Zambia is on the cusp of a new era. A platform of political stability means the country is ready to unleash its huge economic potential and spread prosperity amongst the population
Home to the inspiring sight that is Victoria Falls, Zambia has now embarked on its Vision 2030, under which the country has set itself the objective of achieving middle-income status by the end of the next decade.
A dip in commodity prices coupled with a drought affecting hydroelectricity in 2015 and 2016 convinced the government led by President Edgar Chagwa Lungu that radical action was required to turn a crisis into an opportunity. Badly performing public sector bodies were reformed, subsidies removed, and greater transparency was introduced into Zambia’s leading industrial sectors.
The country plans to harness its extensive land and water resources to diversify the economy while also boosting its powerful mineral sector, which has received an influx of investment in recent years. Now Zambia has its eyes on overtaking the Democratic Republic of the Congo as the number-one copper producer in Africa, while surging ahead in other minerals, such as emeralds, and continuing promising exploration efforts for oil and gas.
“We are a country on the march to a better and brighter future, and we invite investors to come and be part of this epic journey,” says President Lungu.
Of interest to investors is the way Zambia stands out in sub-Saharan Africa as a beacon of peace and stability. The World Economic Forum’s 2017 Global Peace Index saw Zambia ranked equal 41st alongside the UK. Peter Jones, the chairman of Zambia Tourism Agency, believes the country is “is on the cusp of a new era”.
Photo: ZTA Zambia
“Every fifty years there is a big shift. Northern Rhodesia was created in 1911. Fifty years later we became Zambia, and fifty years later we are the first country in Africa to peacefully change presidents three times.”
Zambia’s population is among the world’s fastest growing, with the UN projecting that it will triple by 2050. But a population density that remains lower than Sweden or Chile means this will not make for a lack of space.
And with Zambia’s vast and fertile spaces, agriculture is moving into the economic spotlight, with modernisation promising to help increase land use, enhance productivity and add value to raw products.
Infrastructure is also being modernised to make Zambia, a country bordered by eight others, a regional hub, while diversification plans in energy aim to see the country become a net exporter.
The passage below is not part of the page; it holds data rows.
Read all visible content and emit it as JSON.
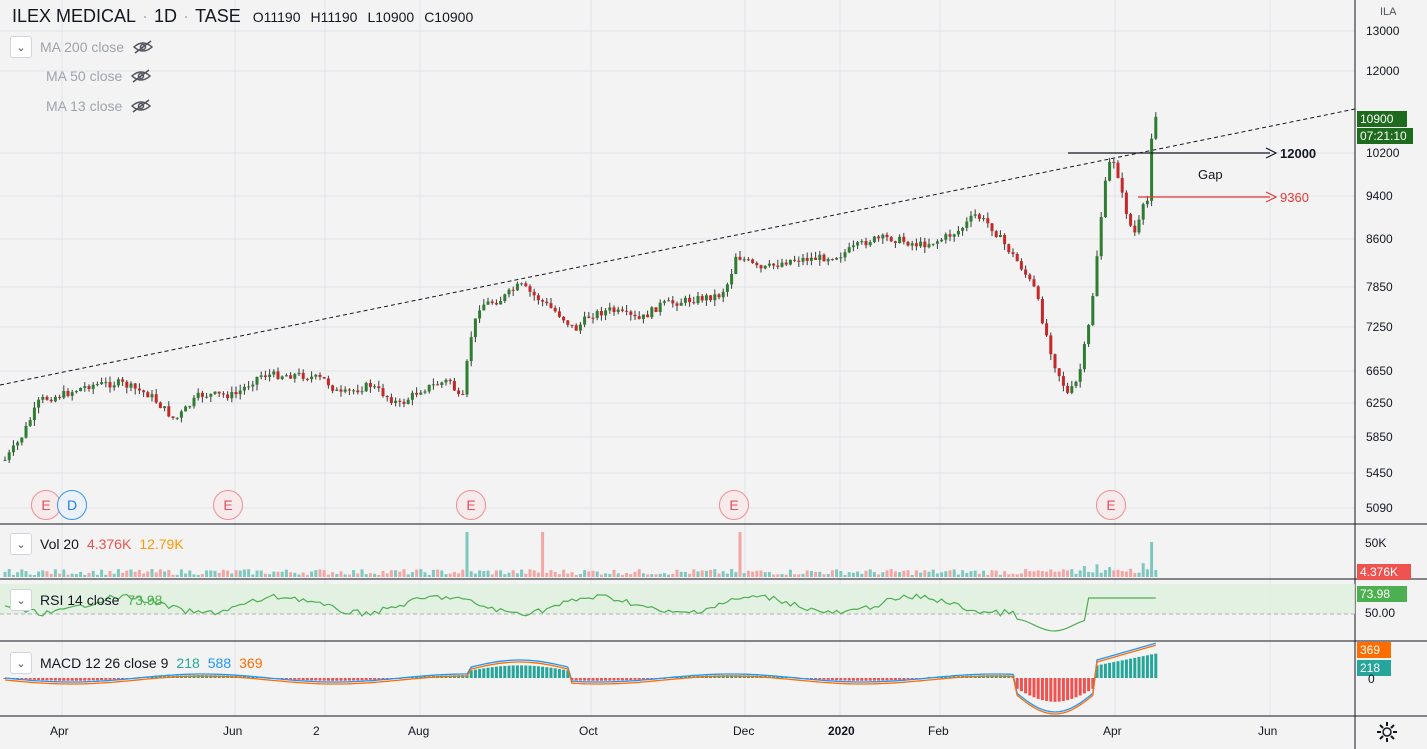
{
  "header": {
    "symbol": "ILEX MEDICAL",
    "interval": "1D",
    "exchange": "TASE",
    "separator": "·",
    "open": "O11190",
    "high": "H11190",
    "low": "L10900",
    "close": "C10900"
  },
  "ma_legend": [
    {
      "label": "MA 200 close"
    },
    {
      "label": "MA 50 close"
    },
    {
      "label": "MA 13 close"
    }
  ],
  "currency": "ILA",
  "price_axis_labels": [
    "13000",
    "12000",
    "10200",
    "9400",
    "8600",
    "7850",
    "7250",
    "6650",
    "6250",
    "5850",
    "5450",
    "5090"
  ],
  "price_tag": {
    "value": "10900",
    "countdown": "07:21:10",
    "color": "#1e6b1e"
  },
  "time_axis_labels": [
    "Apr",
    "Jun",
    "2",
    "Aug",
    "Oct",
    "Dec",
    "2020",
    "Feb",
    "Apr",
    "Jun"
  ],
  "annotations": {
    "level_12000": "12000",
    "level_9360": "9360",
    "gap": "Gap"
  },
  "events": {
    "earnings": "E",
    "dividend": "D"
  },
  "volume": {
    "label": "Vol 20",
    "value1": "4.376K",
    "value2": "12.79K",
    "axis": "50K",
    "tag": "4.376K"
  },
  "rsi": {
    "label": "RSI 14 close",
    "value": "73.98",
    "axis": "50.00",
    "tag": "73.98"
  },
  "macd": {
    "label": "MACD 12 26 close 9",
    "macd": "218",
    "signal": "588",
    "hist": "369",
    "axis": "0",
    "tag_top": "369",
    "tag_bottom": "218"
  },
  "colors": {
    "up": "#26a69a",
    "down": "#ef5350",
    "candle_up": "#2e7d32",
    "candle_down": "#c62828",
    "macd_line": "#2196f3",
    "signal_line": "#ff6d00",
    "rsi_line": "#4caf50"
  },
  "chart_data": {
    "type": "candlestick",
    "title": "ILEX MEDICAL · 1D · TASE",
    "ylim": [
      4900,
      13400
    ],
    "y_ticks": [
      13000,
      12000,
      10200,
      9400,
      8600,
      7850,
      7250,
      6650,
      6250,
      5850,
      5450,
      5090
    ],
    "approximate_close_series": [
      {
        "t": "Mar",
        "v": 5600
      },
      {
        "t": "Apr",
        "v": 6400
      },
      {
        "t": "May",
        "v": 6450
      },
      {
        "t": "May-late",
        "v": 6050
      },
      {
        "t": "Jun",
        "v": 6550
      },
      {
        "t": "Jul",
        "v": 6450
      },
      {
        "t": "Aug",
        "v": 6300
      },
      {
        "t": "Aug-mid",
        "v": 7500
      },
      {
        "t": "Sep",
        "v": 8000
      },
      {
        "t": "Oct",
        "v": 7350
      },
      {
        "t": "Nov",
        "v": 7500
      },
      {
        "t": "Dec",
        "v": 8450
      },
      {
        "t": "Jan",
        "v": 8550
      },
      {
        "t": "Feb",
        "v": 8800
      },
      {
        "t": "Feb-late",
        "v": 8600
      },
      {
        "t": "Mar-2020",
        "v": 6250
      },
      {
        "t": "Mar-late",
        "v": 9900
      },
      {
        "t": "Apr-2020",
        "v": 8800
      },
      {
        "t": "Apr-mid",
        "v": 10900
      }
    ],
    "horizontal_levels": [
      12000,
      9360
    ],
    "trendline": "dashed ascending resistance line"
  }
}
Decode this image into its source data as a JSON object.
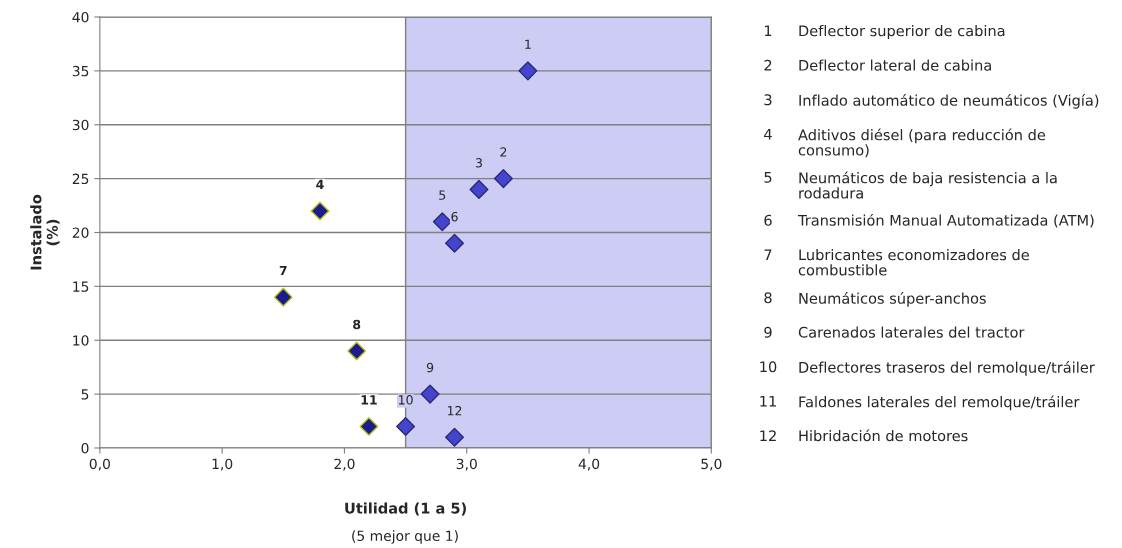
{
  "chart_data": {
    "type": "scatter",
    "xlabel": "Utilidad (1 a 5)",
    "ylabel": "Instalado\n(%)",
    "x": [
      3.5,
      3.3,
      3.1,
      1.8,
      2.8,
      2.9,
      1.5,
      2.1,
      2.7,
      2.5,
      2.2,
      2.9
    ],
    "values": [
      35,
      25,
      24,
      22,
      21,
      19,
      14,
      9,
      5,
      2,
      2,
      1
    ],
    "colors": [
      "#4444cc",
      "#4444cc",
      "#4444cc",
      "#1c1c8c",
      "#4444cc",
      "#4444cc",
      "#1c1c8c",
      "#1c1c8c",
      "#4444cc",
      "#4444cc",
      "#1c1c8c",
      "#4444cc"
    ],
    "marker": "diamond",
    "xlim": [
      0,
      5
    ],
    "ylim": [
      0,
      40
    ],
    "xticks": [
      {
        "value": 0,
        "label": "0,0"
      },
      {
        "value": 1,
        "label": "1,0"
      },
      {
        "value": 2,
        "label": "2,0"
      },
      {
        "value": 3,
        "label": "3,0"
      },
      {
        "value": 4,
        "label": "4,0"
      },
      {
        "value": 5,
        "label": "5,0"
      }
    ],
    "yticks": [
      0,
      5,
      10,
      15,
      20,
      25,
      30,
      35,
      40
    ],
    "grid": "y",
    "bands": [
      {
        "axis": "x",
        "from": 2.5,
        "to": 5,
        "color": "#ccccf5"
      }
    ],
    "annotations": [
      {
        "text": "1",
        "x": 3.5,
        "y": 35
      },
      {
        "text": "2",
        "x": 3.3,
        "y": 25
      },
      {
        "text": "3",
        "x": 3.1,
        "y": 24
      },
      {
        "text": "4",
        "x": 1.8,
        "y": 22
      },
      {
        "text": "5",
        "x": 2.8,
        "y": 21
      },
      {
        "text": "6",
        "x": 2.9,
        "y": 19
      },
      {
        "text": "7",
        "x": 1.5,
        "y": 14
      },
      {
        "text": "8",
        "x": 2.1,
        "y": 9
      },
      {
        "text": "9",
        "x": 2.7,
        "y": 5
      },
      {
        "text": "10",
        "x": 2.5,
        "y": 2
      },
      {
        "text": "11",
        "x": 2.2,
        "y": 2
      },
      {
        "text": "12",
        "x": 2.9,
        "y": 1
      },
      "(5 mejor que 1)",
      "Deflector superior de cabina",
      "Deflector lateral de cabina",
      "Inflado automático de neumáticos (Vigía)",
      "Aditivos diésel (para reducción de\nconsumo)",
      "Neumáticos de baja resistencia a la\nrodadura",
      "Transmisión Manual Automatizada (ATM)",
      "Lubricantes economizadores de\ncombustible",
      "Neumáticos súper-anchos",
      "Carenados laterales del tractor",
      "Deflectores traseros del remolque/tráiler",
      "Faldones laterales del remolque/tráiler",
      "Hibridación de motores"
    ]
  }
}
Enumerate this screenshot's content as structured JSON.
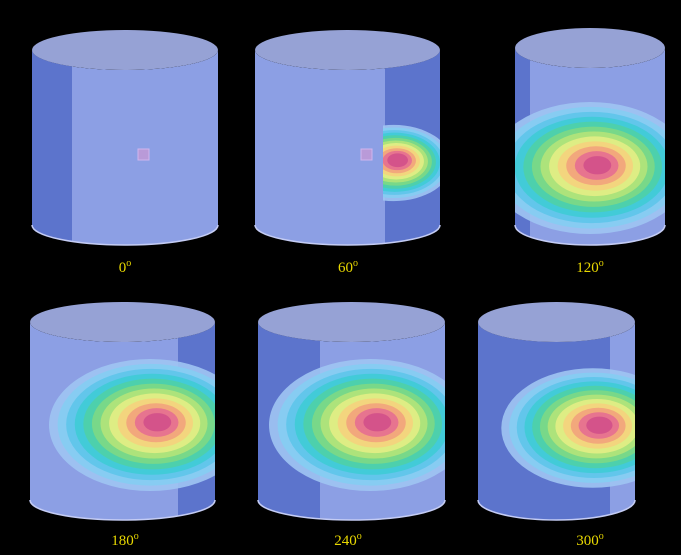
{
  "panels": [
    {
      "number": "0",
      "sup": "o"
    },
    {
      "number": "60",
      "sup": "o"
    },
    {
      "number": "120",
      "sup": "o"
    },
    {
      "number": "180",
      "sup": "o"
    },
    {
      "number": "240",
      "sup": "o"
    },
    {
      "number": "300",
      "sup": "o"
    }
  ]
}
In tourism, Zambia’s natural heritage and leading efforts in wildlife conservation mean its potential for growth is exponential, aided by greater global connectivity with Lusaka’s Kenneth Kaunda International Airport, where a new terminal is being built to triple capacity to six million passengers a year.
Boosted ICT under the “Smart Zambia” initiative and a focus on developing industrialisation and finished goods complete a vision aimed at spreading the benefits from the country’s ample natural resources.